Pardon mais je vais vider le pot, mon nez me dit que je ne dois pas faire plus attendre Mimi qui me réclame…
3 h
Je reprends la plume, habiller les filles, me coiffer, dîner, aller au jardin avec les mioches malgré la neige, commander < > et voilà l’heure de la poste encore passée sans que j’aie pu terminer ce griffonnage. Cécile[6] est au pays, il y a eu presque incendie chez ses parents et je l’ai envoyée voir sa mère. J’ai donc mes chéries à moi toute seule, elles couchent dans notre chambre ; va, je suis bien gardée, les 3 lits entourent le <mien, il faut> que j’escalade pour me coucher, vraie gymnastique, mais ce sont mes seules distractions que la joie de chacun de câliner maman car je ne vois personne et n’entends rien de ce qui se passe dans le monde, les livres, les journaux ne manquent pas, mais le temps !
Ne te préoccupe pas de tes réceptions, ça va très bien, et les dispositions que tu as prises me paraissent fort bonnes. Donne-moi encore des détails, tout cela m’intéresse et m’amuse, tu sais j’aime toujours à entendre parler du Jardin des Plantes et des savants même en dehors de ceux que j’aime particulièrement.
Mardi ma cuisinière part et Mercredi arrive la brave Nanette[7] que maman connaît, celle qui aura l’honneur de < > tes dîners à Pâques. Mimi se dispose à grimper sur le dos d’oncle Alphonse[8] à ce qu’elle dit. Que Cécile Dumas[9] ne vous joue pas la farce qui arrive à nos voisins. Depuis Noël on attend un baby qui se fait si bien attendre que le Carême va arriver avant que Mlle Julie[10] soit mariée, le futur, qui est le frère de M. Berger[11] est ici depuis le 1er Décembre et attend que sa belle-sœur soit remise pour se marier, tu juges comme ils sont ennuyés ! Que Cécile ne nous joue pas le même tour en nous privant de votre visite.
Je vois que Maman[12] passe un bon hiver puisqu’elle sort à toute heure. Sa dernière lettre m’a fait comme toujours bien plaisir, je l’embrasse bien fort. Puisqu’elle a bien voulu s’occuper de la cage elle serait bien aimable de nous expédier la plus grande celle de 113 F avec pied si vous la trouvez bien, à moins que les rondes de même taille vous paraissent mieux. Joignez-y deux nids pour couver, < > confortable pour les petits oiseaux.

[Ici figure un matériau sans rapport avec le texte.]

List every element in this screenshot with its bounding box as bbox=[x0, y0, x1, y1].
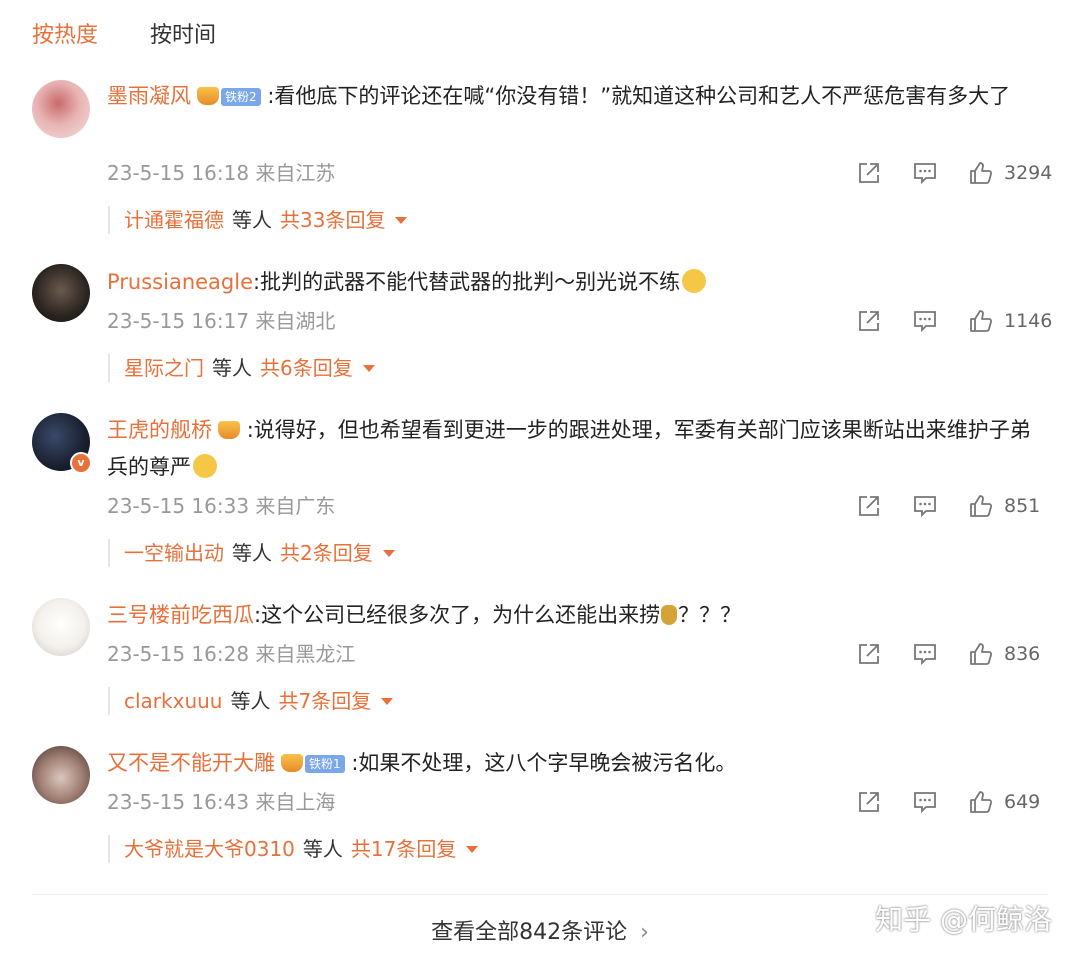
comment-meta: 23-5-15 16:17 来自湖北 bbox=[107, 309, 336, 333]
avatar[interactable] bbox=[32, 746, 90, 804]
comment-meta: 23-5-15 16:43 来自上海 bbox=[107, 790, 336, 814]
watermark: 知乎 @何鲸洛 bbox=[875, 903, 1052, 936]
reply-username[interactable]: 计通霍福德 bbox=[124, 208, 224, 232]
username[interactable]: Prussianeagle bbox=[107, 270, 253, 294]
like-icon[interactable] bbox=[968, 308, 994, 334]
comment-actions: 851 bbox=[856, 491, 1050, 521]
comment-content: Prussianeagle:批判的武器不能代替武器的批判～别光说不练 bbox=[107, 264, 1047, 301]
like-count: 1146 bbox=[1004, 310, 1053, 332]
comment-text: :这个公司已经很多次了，为什么还能出来捞 bbox=[254, 603, 661, 627]
share-icon[interactable] bbox=[856, 493, 882, 519]
money-bag-icon bbox=[661, 605, 678, 625]
like-count: 851 bbox=[1004, 495, 1041, 517]
comment-content: 三号楼前吃西瓜:这个公司已经很多次了，为什么还能出来捞 ？？？ bbox=[107, 597, 1047, 634]
comment-actions: 3294 bbox=[856, 158, 1053, 188]
reply-count-link[interactable]: 共6条回复 bbox=[260, 356, 353, 380]
comment-actions: 649 bbox=[856, 787, 1050, 817]
comment-icon[interactable] bbox=[912, 160, 938, 186]
comment-icon[interactable] bbox=[912, 308, 938, 334]
fan-badge[interactable]: 铁粉2 bbox=[221, 88, 261, 106]
comment-content: 墨雨凝风 铁粉2 :看他底下的评论还在喊“你没有错！”就知道这种公司和艺人不严惩危… bbox=[107, 78, 1047, 115]
reply-etc: 等人 bbox=[232, 208, 272, 232]
like-count: 3294 bbox=[1004, 162, 1053, 184]
reply-summary: clarkxuuu 等人 共7条回复 bbox=[108, 687, 394, 715]
fan-badge[interactable]: 铁粉1 bbox=[305, 755, 345, 773]
username[interactable]: 又不是不能开大雕 bbox=[107, 751, 275, 775]
reply-summary: 一空输出动 等人 共2条回复 bbox=[108, 539, 395, 567]
share-icon[interactable] bbox=[856, 641, 882, 667]
smirk-emoji-icon bbox=[682, 269, 707, 293]
comment-actions: 1146 bbox=[856, 306, 1053, 336]
comment-content: 王虎的舰桥 :说得好，但也希望看到更进一步的跟进处理，军委有关部门应该果断站出来… bbox=[107, 412, 1047, 486]
reply-count-link[interactable]: 共17条回复 bbox=[351, 837, 456, 861]
comment-icon[interactable] bbox=[912, 789, 938, 815]
reply-etc: 等人 bbox=[302, 837, 343, 861]
caret-down-icon[interactable] bbox=[382, 550, 395, 557]
reply-summary: 计通霍福德 等人 共33条回复 bbox=[108, 206, 408, 234]
comment-icon[interactable] bbox=[912, 493, 938, 519]
crown-icon bbox=[218, 421, 240, 439]
footer-divider bbox=[32, 894, 1048, 895]
reply-count-link[interactable]: 共7条回复 bbox=[278, 689, 371, 713]
reply-count-link[interactable]: 共33条回复 bbox=[280, 208, 385, 232]
share-icon[interactable] bbox=[856, 789, 882, 815]
like-icon[interactable] bbox=[968, 160, 994, 186]
avatar[interactable] bbox=[32, 264, 90, 322]
share-icon[interactable] bbox=[856, 308, 882, 334]
comment-text: :说得好，但也希望看到更进一步的跟进处理，军委有关部门应该果断站出来维护子弟兵的… bbox=[107, 418, 1031, 479]
avatar[interactable] bbox=[32, 598, 90, 656]
reply-username[interactable]: clarkxuuu bbox=[124, 689, 222, 713]
avatar[interactable] bbox=[32, 80, 90, 138]
comment-meta: 23-5-15 16:33 来自广东 bbox=[107, 494, 336, 518]
caret-down-icon[interactable] bbox=[466, 846, 479, 853]
caret-down-icon[interactable] bbox=[381, 698, 394, 705]
like-icon[interactable] bbox=[968, 493, 994, 519]
tab-by-time[interactable]: 按时间 bbox=[150, 18, 216, 54]
like-count: 649 bbox=[1004, 791, 1041, 813]
reply-etc: 等人 bbox=[212, 356, 252, 380]
comment-text-end: ？？？ bbox=[678, 603, 742, 627]
comment-meta: 23-5-15 16:18 来自江苏 bbox=[107, 161, 336, 185]
like-count: 836 bbox=[1004, 643, 1041, 665]
comment-text: :如果不处理，这八个字早晚会被污名化。 bbox=[351, 751, 737, 775]
comment-text: :批判的武器不能代替武器的批判～别光说不练 bbox=[253, 270, 681, 294]
love-emoji-icon bbox=[193, 454, 217, 478]
reply-etc: 等人 bbox=[230, 689, 271, 713]
caret-down-icon[interactable] bbox=[395, 217, 408, 224]
reply-count-link[interactable]: 共2条回复 bbox=[280, 541, 373, 565]
like-icon[interactable] bbox=[968, 789, 994, 815]
reply-summary: 大爷就是大爷0310 等人 共17条回复 bbox=[108, 835, 479, 863]
reply-username[interactable]: 星际之门 bbox=[124, 356, 204, 380]
username[interactable]: 墨雨凝风 bbox=[107, 84, 191, 108]
verified-icon: v bbox=[70, 452, 92, 474]
comment-content: 又不是不能开大雕 铁粉1 :如果不处理，这八个字早晚会被污名化。 bbox=[107, 745, 1047, 782]
like-icon[interactable] bbox=[968, 641, 994, 667]
crown-icon bbox=[281, 754, 303, 772]
chevron-right-icon: › bbox=[640, 920, 649, 945]
comment-meta: 23-5-15 16:28 来自黑龙江 bbox=[107, 642, 356, 666]
share-icon[interactable] bbox=[856, 160, 882, 186]
tab-by-hot[interactable]: 按热度 bbox=[32, 18, 98, 54]
reply-etc: 等人 bbox=[232, 541, 272, 565]
caret-down-icon[interactable] bbox=[362, 365, 375, 372]
reply-summary: 星际之门 等人 共6条回复 bbox=[108, 354, 375, 382]
reply-username[interactable]: 一空输出动 bbox=[124, 541, 224, 565]
username[interactable]: 三号楼前吃西瓜 bbox=[107, 603, 254, 627]
comment-text: :看他底下的评论还在喊“你没有错！”就知道这种公司和艺人不严惩危害有多大了 bbox=[267, 84, 1011, 108]
comment-actions: 836 bbox=[856, 639, 1050, 669]
comment-icon[interactable] bbox=[912, 641, 938, 667]
sort-tabs: 按热度 按时间 bbox=[32, 18, 216, 54]
username[interactable]: 王虎的舰桥 bbox=[107, 418, 212, 442]
crown-icon bbox=[197, 87, 219, 105]
reply-username[interactable]: 大爷就是大爷0310 bbox=[124, 837, 295, 861]
view-all-label: 查看全部842条评论 bbox=[431, 920, 628, 945]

Adieu, ma Gla chérie, je t’embrasse comme je t’aime, ce n’est pas peu. Je suis bien contente de savoir que tu vas bien, car ici il y a eu encore une jeune femme qui est morte la semaine dernière à la suite de couches. Pauvre M. Delapalme[13], comme il a dû souffrir encore en voyant sa petite fille malade.

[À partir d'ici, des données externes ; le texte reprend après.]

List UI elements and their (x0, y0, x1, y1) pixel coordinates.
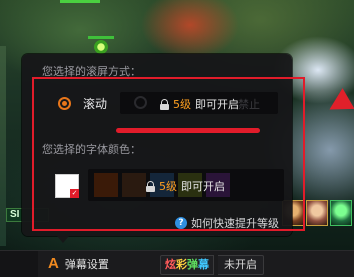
minion-marker-icon (94, 40, 108, 54)
scroll-option-label: 滚动 (83, 97, 108, 111)
danmu-icon: A (48, 255, 59, 272)
locked-scroll-options: 禁止 5级 即可开启 (120, 92, 278, 114)
locked-option-label: 禁止 (238, 98, 260, 111)
level-up-help-link[interactable]: ? 如何快速提升等级 (175, 215, 279, 231)
colorful-danmu-status[interactable]: 未开启 (218, 255, 264, 275)
champion-icons (282, 200, 354, 228)
colorful-char: 幕 (198, 258, 209, 271)
unlock-text: 即可开启 (195, 98, 239, 111)
lock-icon (146, 180, 155, 192)
popup-caret (57, 236, 69, 243)
color-swatch-locked (122, 173, 146, 197)
colorful-char: 彩 (176, 258, 187, 271)
radio-selected-icon[interactable] (58, 97, 71, 110)
color-swatch-locked (94, 173, 118, 197)
toolbar-left-area (0, 251, 38, 277)
lock-notice: 5级 即可开启 (160, 96, 239, 112)
champion-portrait-icon[interactable] (330, 200, 352, 226)
radio-dot (62, 101, 67, 106)
lock-notice: 5级 即可开启 (146, 178, 225, 194)
color-swatch-white[interactable]: ✓ (55, 174, 79, 198)
colorful-danmu-button[interactable]: 炫彩弹幕 (160, 255, 214, 275)
check-icon: ✓ (70, 189, 79, 198)
required-level: 5级 (173, 98, 191, 111)
radio-disabled-icon (134, 96, 147, 109)
health-bar (60, 0, 100, 3)
colorful-char: 炫 (165, 258, 176, 271)
danmu-settings-label: 弹幕设置 (64, 258, 109, 271)
unlock-text: 即可开启 (181, 180, 225, 193)
required-level: 5级 (159, 180, 177, 193)
scroll-mode-title: 您选择的滚屏方式： (42, 65, 141, 78)
lock-icon (160, 98, 169, 110)
locked-color-options: 5级 即可开启 (88, 169, 284, 201)
scroll-option[interactable]: 滚动 (58, 95, 107, 112)
scroll-bar[interactable] (116, 128, 260, 133)
champion-portrait-icon[interactable] (306, 200, 328, 226)
red-arrow-icon (323, 88, 354, 120)
font-color-title: 您选择的字体颜色： (42, 143, 141, 156)
colorful-char: 弹 (187, 258, 198, 271)
bottom-toolbar: A 弹幕设置 炫彩弹幕 未开启 (0, 250, 354, 277)
health-bar (88, 36, 114, 39)
question-icon: ? (175, 217, 187, 229)
help-link-label: 如何快速提升等级 (191, 217, 279, 230)
danmu-settings-button[interactable]: A 弹幕设置 (48, 255, 109, 273)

Quelle est la position de Julien[14] dans sa classe ? On ne nous en dit rien. Le jeune homme à l’occasion pourra m’acheter un atlas des Meissas et Michelot[15] le petit format seulement 7 cartes pour Mimi, mappemonde, Europe, Asie, Afrique, Amérique, Océanie et France.
Midi Vendredi
Rien de neuf.
Nous vous embrassons et nous aimerions à vous voir.

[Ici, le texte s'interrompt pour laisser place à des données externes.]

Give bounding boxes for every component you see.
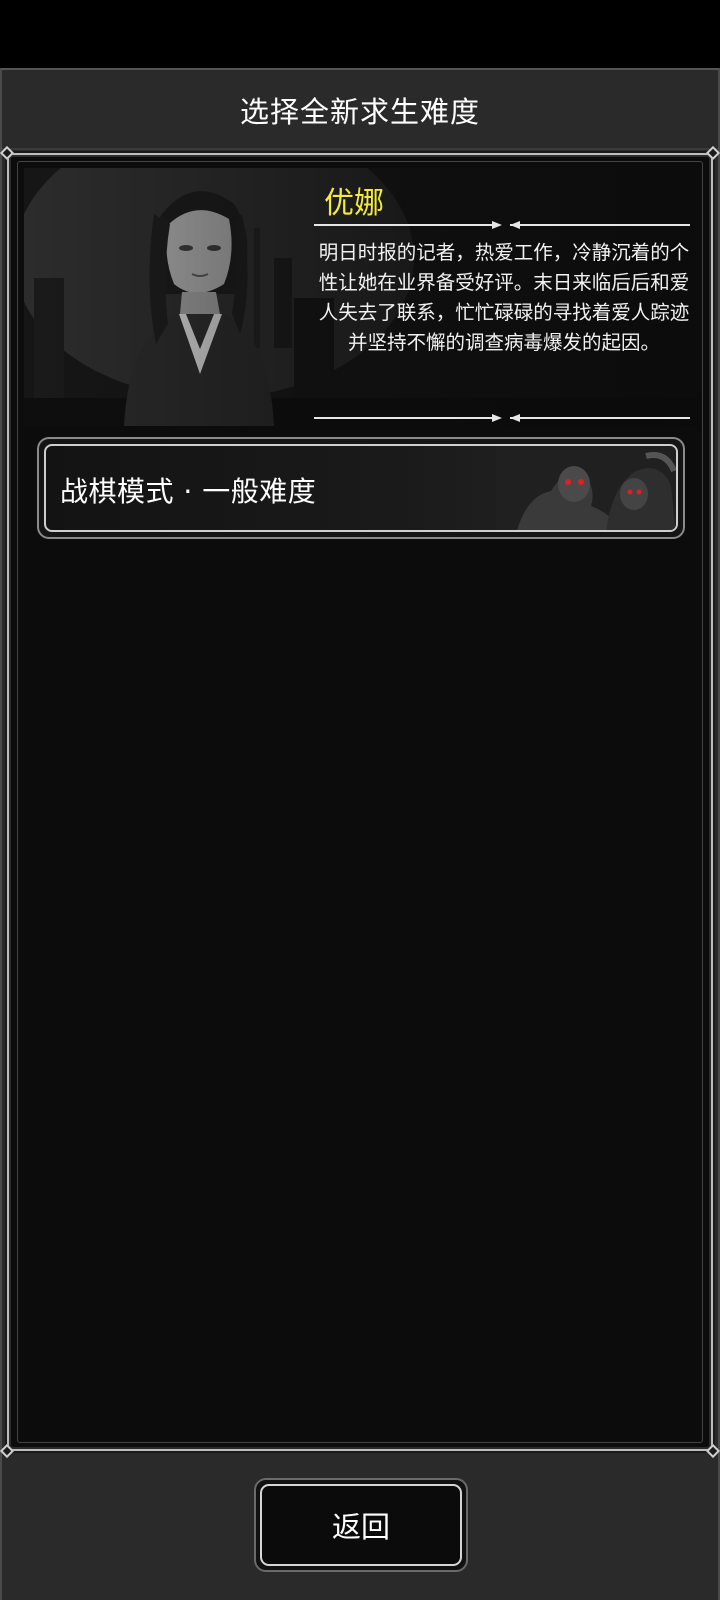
mode-label: 战棋模式 · 一般难度	[60, 475, 317, 508]
footer: 返回	[2, 1458, 718, 1600]
back-button-label[interactable]: 返回	[260, 1484, 462, 1566]
back-button[interactable]: 返回	[254, 1478, 468, 1572]
character-name: 优娜	[324, 186, 384, 221]
title-divider	[2, 148, 718, 150]
ornament-divider	[314, 414, 690, 422]
content-panel: 优娜 明日时报的记者，热爱工作，冷静沉着的个性让她在业界备受好评。末日来临后后和…	[0, 145, 720, 1459]
corner-ornament	[705, 1443, 720, 1459]
zombie-artwork	[496, 446, 676, 530]
panel-inner: 优娜 明日时报的记者，热爱工作，冷静沉着的个性让她在业界备受好评。末日来临后后和…	[17, 161, 703, 1443]
mode-option-strategy-normal[interactable]: 战棋模式 · 一般难度	[37, 437, 685, 539]
character-banner: 优娜 明日时报的记者，热爱工作，冷静沉着的个性让她在业界备受好评。末日来临后后和…	[24, 168, 698, 426]
status-bar-area	[0, 0, 720, 68]
mode-option-inner[interactable]: 战棋模式 · 一般难度	[44, 444, 678, 532]
dialog-title: 选择全新求生难度	[239, 95, 480, 129]
character-description: 明日时报的记者，热爱工作，冷静沉着的个性让她在业界备受好评。末日来临后后和爱人失…	[318, 241, 690, 354]
corner-ornament	[0, 1443, 15, 1459]
difficulty-dialog: 选择全新求生难度 优娜 明日时报的记者，热爱工作，冷静沉着的个性让她在业界备受好…	[0, 68, 720, 1600]
ornament-divider	[314, 221, 690, 229]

Ecris-moi. Je penserai à toi demain. Dans quel en l’air tu dois être.
Cécile est revenue.
Il fait très froid. Il neige.
J’embrasse encore maman.
Notes
- ↑ Eugénie écrit : « bonheur ».
- ↑ Founichon, Emilie Mertzdorff, fille de Charles.
- ↑ Emilie et sa sœur aînée Marie (Mimi) Mertzdorff.
- ↑ Morts dues à l’épidémie de choléra.
- ↑ Georges Léon Heuchel.
- ↑ Cécile, bonne des petites Mertzdorff.
- ↑ Nanette (Annette), domestique chez les Mertzdorff.
- ↑ Alphonse Milne-Edwards, époux d’Aglaé Desnoyers.
- ↑ Cécile Milne-Edwards, épouse d’Ernest Charles Jean Baptiste Dumas.
- ↑ Julie André, qui va épouser Léonce Berger.
- ↑ Louis Berger, frère de Léonce et époux de Joséphine André.
- ↑ Jeanne Target, épouse de Jules Desnoyers.
- ↑ Emile Delapalme, veuf d’Amélie Desmanèches et père de Geneviève.
- ↑ Julien Desnoyers, jeune frère d’Eugénie et Aglaé.
- ↑ Achille Meissas (1799-1874) et Auguste Michelot (1792-1854) ont publié de nombreux atlas et livres de géographie, dont le Petit atlas élémentaire, Hachette, 1857.
Notice bibliographique
D’après l’original
Pour citer cette page
« Jeudi 9 février 1865. Lettre d’Eugénie Desnoyers, épouse de Charles Mertzdorff (Vieux-Thann) à sa sœur Aglaé, épouse d’Alphonse Milne-Edwards (Paris) », Une correspondance familiale (D. Poublan et C. Dauphin eds.), https://lettresfamiliales.ehess.fr/w/index.php?title=Jeudi_9_f%C3%A9vrier_1865&oldid=40176 (accédée le 15 novembre 2024).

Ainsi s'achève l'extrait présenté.